Two qualified candidates are seeking the job of state superintendent of public instruction this spring. Both offer lots of experience and success at leading Wisconsin school districts and improving learning.
The difference is that Jill Underly has shown better judgment during her campaign and is intensely focused on early childhood education to get ahead of racial and economic achievement gaps in later grades.
The State Journal editorial board endorses Underly in the April 6 election.
Underly has led the Pecatonica School District for six years in Blanchardville, about 40 miles southwest of Madison on the edge of Lafayette County. She previously worked for the state Department of Public Instruction, which she now hopes to lead. She’s been an elementary school principal, academic advisor at UW-Madison, teacher and softball coach. Having taught civics, she is passionate about good government and public service.
Underly intimately understands the needs of rural school districts, which struggle with falling enrollments, longer bus rides, spotty internet, teacher vacancies and poverty. Yet her Pecatonica district “exceeds expectations,” according to a neutral state rating system.
Underly started a full-day 4-year-old kindergarten program there to ensure disadvantaged children get off to strong starts. She worked through the complicated details of reopening her schools during a pandemic, long before many other districts did so. At the same time, she has respected parents who want to stay virtual. In fact, one of her own children who is on the autism spectrum has stuck with online learning. We like her attention to individualized learning.
A lot of her strategies for improving public education can be applied to suburban and urban schools.
Underly is fine with police officers in schools, but she doesn’t think they should wear uniforms. That’s a reasonable approach to keeping students safe while de-escalating conflicts.
We wish Underly was more open to promoting public charter schools, which have led to innovations in learning. Yet Underly pledges not to shut down charters such as One City Schools in Madison, which caters to disadvantaged students of color and is overseen by the University of Wisconsin System.
Her opponent, Deborah Kerr, is impressive, too. Kerr has successfully led the Brown Deer School District near Milwaukee for more than a decade. The district enrolls mostly students of color and “exceeds expectations,” according to the Department of Public Instruction. Kerr has worked with UW-Madison to attract more talented and diverse young people to the teaching profession. She wisely supports merit pay so teachers are rewarded for their hard work and success. She isn’t easy to peg politically, which we like.

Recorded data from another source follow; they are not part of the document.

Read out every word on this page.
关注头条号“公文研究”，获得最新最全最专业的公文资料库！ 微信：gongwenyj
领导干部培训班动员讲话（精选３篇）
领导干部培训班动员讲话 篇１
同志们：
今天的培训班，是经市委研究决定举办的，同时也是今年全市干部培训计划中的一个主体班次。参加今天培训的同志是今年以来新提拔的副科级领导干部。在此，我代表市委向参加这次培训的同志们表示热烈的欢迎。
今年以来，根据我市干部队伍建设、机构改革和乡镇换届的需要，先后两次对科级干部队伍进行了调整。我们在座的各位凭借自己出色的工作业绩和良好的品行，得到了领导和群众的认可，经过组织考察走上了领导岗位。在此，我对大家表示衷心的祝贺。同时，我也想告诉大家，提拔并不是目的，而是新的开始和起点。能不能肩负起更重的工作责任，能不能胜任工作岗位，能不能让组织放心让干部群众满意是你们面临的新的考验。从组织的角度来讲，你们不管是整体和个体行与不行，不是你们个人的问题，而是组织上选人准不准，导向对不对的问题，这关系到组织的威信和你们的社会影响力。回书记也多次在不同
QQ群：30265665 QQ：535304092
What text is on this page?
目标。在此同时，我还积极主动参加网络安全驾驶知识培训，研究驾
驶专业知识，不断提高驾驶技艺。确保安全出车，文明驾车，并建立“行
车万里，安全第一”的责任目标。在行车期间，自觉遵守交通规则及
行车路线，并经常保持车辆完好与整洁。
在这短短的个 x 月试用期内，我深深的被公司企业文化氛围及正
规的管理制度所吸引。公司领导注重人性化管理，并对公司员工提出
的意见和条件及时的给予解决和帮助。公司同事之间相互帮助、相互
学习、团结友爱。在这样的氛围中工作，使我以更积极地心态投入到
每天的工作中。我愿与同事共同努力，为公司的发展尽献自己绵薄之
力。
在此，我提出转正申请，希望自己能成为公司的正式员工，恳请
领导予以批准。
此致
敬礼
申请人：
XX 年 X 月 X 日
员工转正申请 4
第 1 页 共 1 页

Unfortunately, Kerr has repeatedly stumbled during her campaign. She needlessly drew controversy and distrust during a year of racial strife by responding in a clumsy and presumptuous way to a tweet about Black people being called the “N” word. She apologized after a backlash, though not before critics alleged she had blocked them from responding to her comment on social media.
A State Journal report also found she used her school district email during school hours last summer to set up a private consulting business while she was still working as superintendent for Brown Deer. That looks bad and suggests she was distracted from her job.
Underly was among the first generation of her family to go to college. She rose fast in the education world and has led with distinction. Underly is a better match to lead Wisconsin schools during these challenging times.